My mother buried so many animals up in our tangled woods, on the bank by our pond, out in the grassy area past the sheds... After she herself died, I would see the shadow of her sometimes heading up the fern-lined bank with that old shovel in her hand.  She wasn't smiling, but there was a peacefulness about her.  This was her place.

In life, she never understood why so many animals came to her to share those moments of Death.  It broke her heart.  Nonetheless, she bore witness.  She was a steward to them, cradling them, talking to them, offering Love.

I didn't understand either.  Not until now.  Not until she too had passed on...

Each one -each mouse, raccoon, opossum, hummingbird, pigeon, chicken, rabbit, grouse, squirrel, fox, duck, chicken, dog or cat - had been the closing of a chapter, nothing other.  A sacred transition.  To our human heart, jarring.  But perhaps not so in other realms.

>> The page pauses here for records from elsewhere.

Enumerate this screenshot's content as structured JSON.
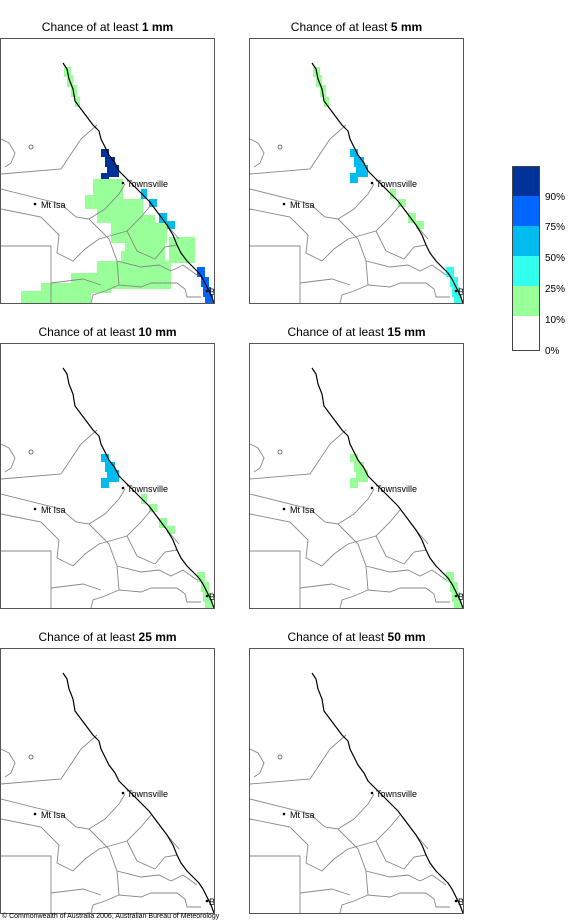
{
  "map_labels": {
    "mt_isa": "Mt Isa",
    "townsville": "Townsville",
    "brisbane": "BRIS"
  },
  "panels": [
    {
      "title_prefix": "Chance of at least",
      "threshold": "1 mm",
      "rainfall_areas": [
        {
          "region": "cape-york-east-coast",
          "category": "10%"
        },
        {
          "region": "north-tropical-coast",
          "category": "90%"
        },
        {
          "region": "central-coast",
          "category": "50%"
        },
        {
          "region": "southeast-coast",
          "category": "75%"
        },
        {
          "region": "central-interior",
          "category": "10%"
        },
        {
          "region": "southwest-interior",
          "category": "10%"
        }
      ]
    },
    {
      "title_prefix": "Chance of at least",
      "threshold": "5 mm",
      "rainfall_areas": [
        {
          "region": "cape-york-east-coast",
          "category": "10%"
        },
        {
          "region": "north-tropical-coast",
          "category": "50%"
        },
        {
          "region": "central-coast",
          "category": "10%"
        },
        {
          "region": "southeast-coast",
          "category": "25%"
        }
      ]
    },
    {
      "title_prefix": "Chance of at least",
      "threshold": "10 mm",
      "rainfall_areas": [
        {
          "region": "north-tropical-coast",
          "category": "50%"
        },
        {
          "region": "central-coast",
          "category": "10%"
        },
        {
          "region": "southeast-coast",
          "category": "10%"
        }
      ]
    },
    {
      "title_prefix": "Chance of at least",
      "threshold": "15 mm",
      "rainfall_areas": [
        {
          "region": "north-tropical-coast",
          "category": "10%"
        },
        {
          "region": "southeast-coast",
          "category": "10%"
        }
      ]
    },
    {
      "title_prefix": "Chance of at least",
      "threshold": "25 mm",
      "rainfall_areas": []
    },
    {
      "title_prefix": "Chance of at least",
      "threshold": "50 mm",
      "rainfall_areas": []
    }
  ],
  "legend": {
    "categories": [
      {
        "label": "90%",
        "color": "#003399"
      },
      {
        "label": "75%",
        "color": "#0066ff"
      },
      {
        "label": "50%",
        "color": "#00bbee"
      },
      {
        "label": "25%",
        "color": "#33ffee"
      },
      {
        "label": "10%",
        "color": "#99ff99"
      },
      {
        "label": "0%",
        "color": "#ffffff"
      }
    ]
  },
  "copyright": "© Commonwealth of Australia 2006, Australian Bureau of Meteorology"
}
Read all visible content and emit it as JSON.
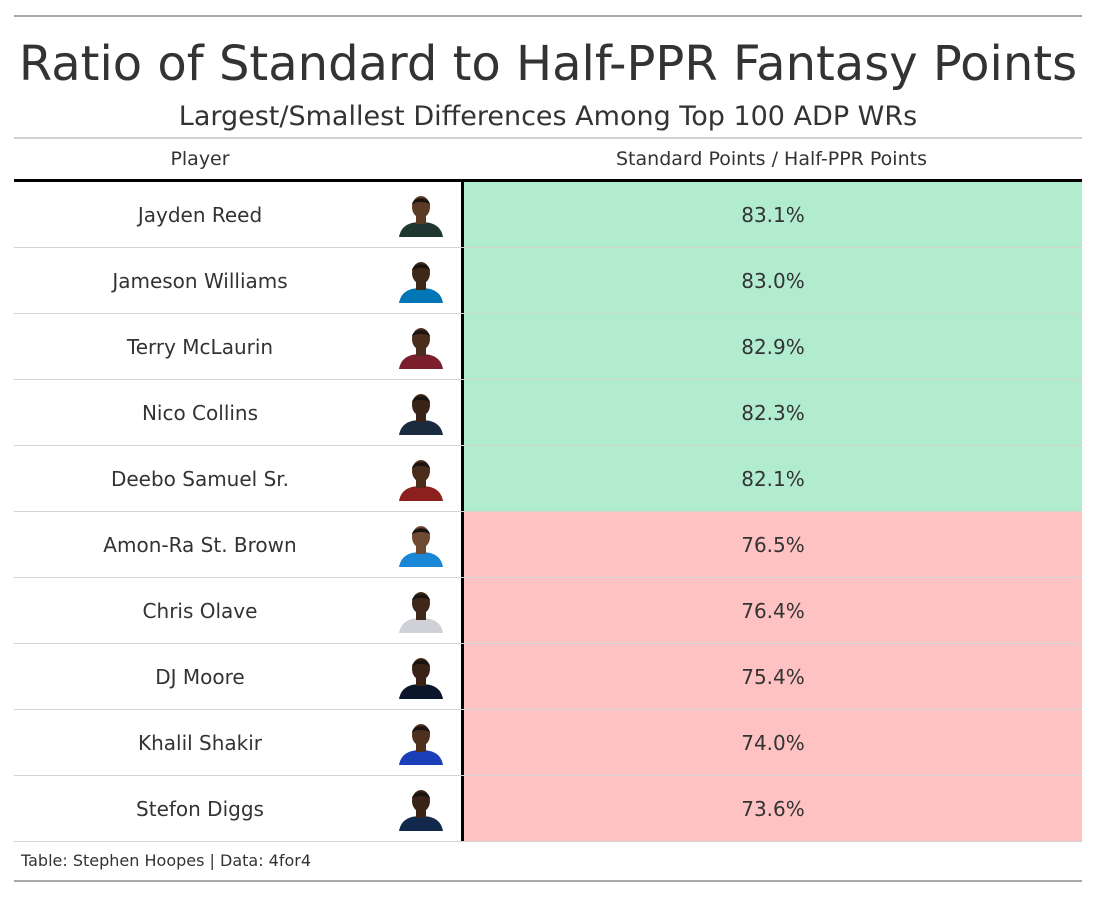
{
  "chart_data": {
    "type": "table",
    "title": "Ratio of Standard to Half-PPR Fantasy Points",
    "subtitle": "Largest/Smallest Differences Among Top 100 ADP WRs",
    "columns": [
      "Player",
      "Standard Points / Half-PPR Points"
    ],
    "rows": [
      {
        "player": "Jayden Reed",
        "ratio": "83.1%",
        "value": 83.1,
        "group": "largest",
        "fill": "#b2eccf",
        "jersey": "#203731",
        "skin": "#5b3a26"
      },
      {
        "player": "Jameson Williams",
        "ratio": "83.0%",
        "value": 83.0,
        "group": "largest",
        "fill": "#b2eccf",
        "jersey": "#0076b6",
        "skin": "#3e2818"
      },
      {
        "player": "Terry McLaurin",
        "ratio": "82.9%",
        "value": 82.9,
        "group": "largest",
        "fill": "#b2eccf",
        "jersey": "#7a1f2b",
        "skin": "#4a2d1c"
      },
      {
        "player": "Nico Collins",
        "ratio": "82.3%",
        "value": 82.3,
        "group": "largest",
        "fill": "#b2eccf",
        "jersey": "#1b2b3f",
        "skin": "#3a2417"
      },
      {
        "player": "Deebo Samuel Sr.",
        "ratio": "82.1%",
        "value": 82.1,
        "group": "largest",
        "fill": "#b2eccf",
        "jersey": "#8e1f1f",
        "skin": "#4a2c1a"
      },
      {
        "player": "Amon-Ra St. Brown",
        "ratio": "76.5%",
        "value": 76.5,
        "group": "smallest",
        "fill": "#ffc2c2",
        "jersey": "#1a86d6",
        "skin": "#6e4a33"
      },
      {
        "player": "Chris Olave",
        "ratio": "76.4%",
        "value": 76.4,
        "group": "smallest",
        "fill": "#ffc2c2",
        "jersey": "#cfd1d6",
        "skin": "#3f2819"
      },
      {
        "player": "DJ Moore",
        "ratio": "75.4%",
        "value": 75.4,
        "group": "smallest",
        "fill": "#ffc2c2",
        "jersey": "#0b162a",
        "skin": "#3a2316"
      },
      {
        "player": "Khalil Shakir",
        "ratio": "74.0%",
        "value": 74.0,
        "group": "smallest",
        "fill": "#ffc2c2",
        "jersey": "#1b3fb8",
        "skin": "#4d301e"
      },
      {
        "player": "Stefon Diggs",
        "ratio": "73.6%",
        "value": 73.6,
        "group": "smallest",
        "fill": "#ffc2c2",
        "jersey": "#13294b",
        "skin": "#3b2416"
      }
    ],
    "source": "Table: Stephen Hoopes | Data: 4for4"
  }
}
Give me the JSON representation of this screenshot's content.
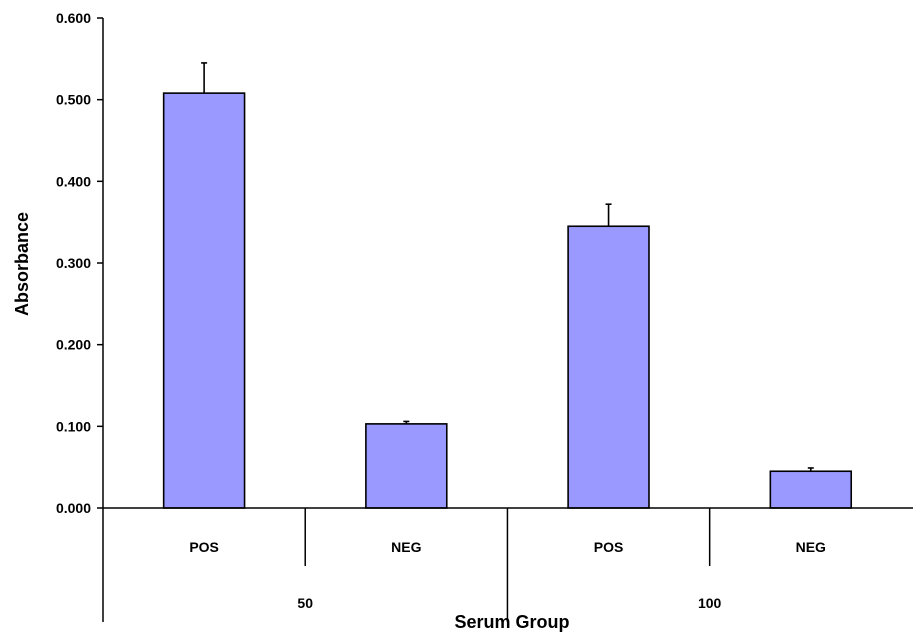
{
  "chart_data": {
    "type": "bar",
    "title": "",
    "xlabel": "Serum Group",
    "ylabel": "Absorbance",
    "ylim": [
      0,
      0.6
    ],
    "yticks": [
      "0.000",
      "0.100",
      "0.200",
      "0.300",
      "0.400",
      "0.500",
      "0.600"
    ],
    "grid": false,
    "legend": "none",
    "bar_color": "#9999ff",
    "groups": [
      {
        "label": "50",
        "categories": [
          "POS",
          "NEG"
        ],
        "values": [
          0.508,
          0.103
        ],
        "errors": [
          0.037,
          0.003
        ]
      },
      {
        "label": "100",
        "categories": [
          "POS",
          "NEG"
        ],
        "values": [
          0.345,
          0.045
        ],
        "errors": [
          0.027,
          0.004
        ]
      }
    ]
  }
}
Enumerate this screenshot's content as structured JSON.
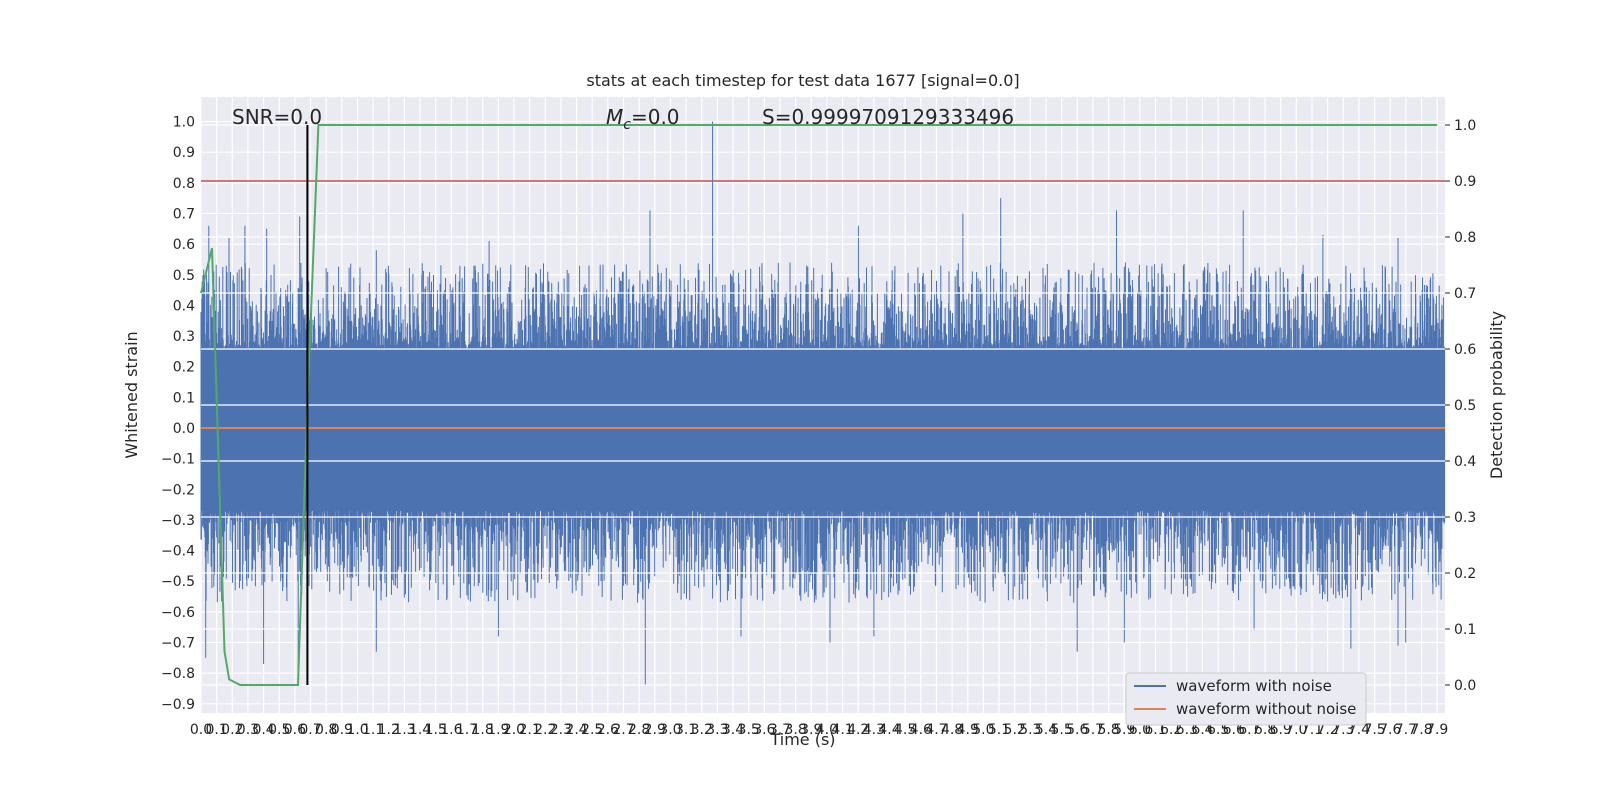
{
  "chart_data": {
    "type": "line",
    "title": "stats at each timestep for test data 1677 [signal=0.0]",
    "xlabel": "Time (s)",
    "ylabel": "Whitened strain",
    "y2label": "Detection probability",
    "xlim": [
      0.0,
      7.95
    ],
    "ylim": [
      -0.93,
      1.08
    ],
    "y2lim": [
      -0.05,
      1.05
    ],
    "grid": true,
    "legend_position": "lower-right",
    "x_ticks": [
      "0.0",
      "0.1",
      "0.2",
      "0.3",
      "0.4",
      "0.5",
      "0.6",
      "0.7",
      "0.8",
      "0.9",
      "1.0",
      "1.1",
      "1.2",
      "1.3",
      "1.4",
      "1.5",
      "1.6",
      "1.7",
      "1.8",
      "1.9",
      "2.0",
      "2.1",
      "2.2",
      "2.3",
      "2.4",
      "2.5",
      "2.6",
      "2.7",
      "2.8",
      "2.9",
      "3.0",
      "3.1",
      "3.2",
      "3.3",
      "3.4",
      "3.5",
      "3.6",
      "3.7",
      "3.8",
      "3.9",
      "4.0",
      "4.1",
      "4.2",
      "4.3",
      "4.4",
      "4.5",
      "4.6",
      "4.7",
      "4.8",
      "4.9",
      "5.0",
      "5.1",
      "5.2",
      "5.3",
      "5.4",
      "5.5",
      "5.6",
      "5.7",
      "5.8",
      "5.9",
      "6.0",
      "6.1",
      "6.2",
      "6.3",
      "6.4",
      "6.5",
      "6.6",
      "6.7",
      "6.8",
      "6.9",
      "7.0",
      "7.1",
      "7.2",
      "7.3",
      "7.4",
      "7.5",
      "7.6",
      "7.7",
      "7.8",
      "7.9"
    ],
    "y_ticks": [
      "1.0",
      "0.9",
      "0.8",
      "0.7",
      "0.6",
      "0.5",
      "0.4",
      "0.3",
      "0.2",
      "0.1",
      "0.0",
      "−0.1",
      "−0.2",
      "−0.3",
      "−0.4",
      "−0.5",
      "−0.6",
      "−0.7",
      "−0.8",
      "−0.9"
    ],
    "y2_ticks": [
      "1.0",
      "0.9",
      "0.8",
      "0.7",
      "0.6",
      "0.5",
      "0.4",
      "0.3",
      "0.2",
      "0.1",
      "0.0"
    ],
    "annotations": {
      "snr": "SNR=0.0",
      "mc_symbol": "M",
      "mc_sub": "c",
      "mc_value": "=0.0",
      "score": "S=0.9999709129333496"
    },
    "series": [
      {
        "name": "waveform with noise",
        "color": "#4c72b0",
        "description": "dense whitened strain noise, envelope roughly ±0.3, peaks up to 1.0",
        "spikes_pos": [
          [
            0.05,
            0.66
          ],
          [
            0.18,
            0.62
          ],
          [
            0.28,
            0.66
          ],
          [
            0.42,
            0.65
          ],
          [
            0.63,
            0.69
          ],
          [
            1.12,
            0.58
          ],
          [
            1.84,
            0.61
          ],
          [
            2.87,
            0.71
          ],
          [
            3.27,
            1.0
          ],
          [
            4.2,
            0.66
          ],
          [
            4.87,
            0.7
          ],
          [
            5.11,
            0.75
          ],
          [
            5.85,
            0.71
          ],
          [
            6.66,
            0.71
          ],
          [
            7.17,
            0.63
          ],
          [
            7.65,
            0.62
          ]
        ],
        "spikes_neg": [
          [
            0.03,
            -0.75
          ],
          [
            0.4,
            -0.77
          ],
          [
            0.62,
            -0.8
          ],
          [
            1.12,
            -0.73
          ],
          [
            1.9,
            -0.68
          ],
          [
            2.84,
            -0.84
          ],
          [
            3.45,
            -0.68
          ],
          [
            4.02,
            -0.7
          ],
          [
            4.3,
            -0.68
          ],
          [
            5.6,
            -0.73
          ],
          [
            5.9,
            -0.7
          ],
          [
            6.73,
            -0.66
          ],
          [
            7.35,
            -0.72
          ],
          [
            7.65,
            -0.71
          ],
          [
            7.7,
            -0.7
          ]
        ]
      },
      {
        "name": "waveform without noise",
        "color": "#dd8452",
        "y": 0.0
      },
      {
        "name": "Detection probability",
        "color": "#55a868",
        "axis": "right",
        "x": [
          0.0,
          0.07,
          0.15,
          0.18,
          0.25,
          0.62,
          0.68,
          0.75,
          7.9
        ],
        "y": [
          0.7,
          0.78,
          0.06,
          0.01,
          0.0,
          0.0,
          0.5,
          1.0,
          1.0
        ]
      }
    ],
    "reference_lines": {
      "threshold_right_axis": 0.9,
      "threshold_color": "#c44e52",
      "marker_time": 0.68,
      "marker_color": "#000000"
    }
  }
}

Today, I am a little sobered to think that it continues to be some part of my mother's work to carry a shovel, and lay to rest those quiet souls who have ventured on.  But I'm guessing it is a sacred purpose, and some part of her spirit will ever companion others at such important moments, now and forever eternal.

Others who I've known do not come by their sacred purpose easily.  Some do not even recognize the need within themselves to identify it.  In this realization, I find comfort about the work of my mother.  In this realization, I too find a new peacefulness.

Her friend, Mason, I heard once tried to explain it to her, after a terrible moment in time when three baby bunnies died in her keep:  "A thought comes to me," he told her, "may I share it?  ...That care you give, to the animals, it may sound harsh but it doesn't matter whether they reach maturity or not while in your keep.  It doesn't matter whether or not they pass on.  What matters is that you are building bridges, between humans and animals... bridges that have for a long time been forgotten or broken down, or overlooked.  You are rebuilding them.  The love you offer those animals, in the times that you share with them, that is truly all that matters.  That is the essence that transcends, lives on, creates the building blocks of those bridges that are taking us, as humans, to a new place of connection with all of them, the animals.  It's like you are returning us to who we are.  And it is the love that is the bridge, nothing more, nothing less.  It is simply the love.  You are a healer and a messenger, and God blesses what you do."

Love.  During those altering, sometimes fearful, moments, it may be all we can offer.  And my mother knew that.  Perhaps so many animals died while with her, because it was then their place to take that Love to the next realm; to carry it forward and send the message on.

Toting her shovel, on those difficult days, my mother may not have ever smiled.  But I can do so now, on her behalf.  Peace to you too, Mom.  Peace to you, too.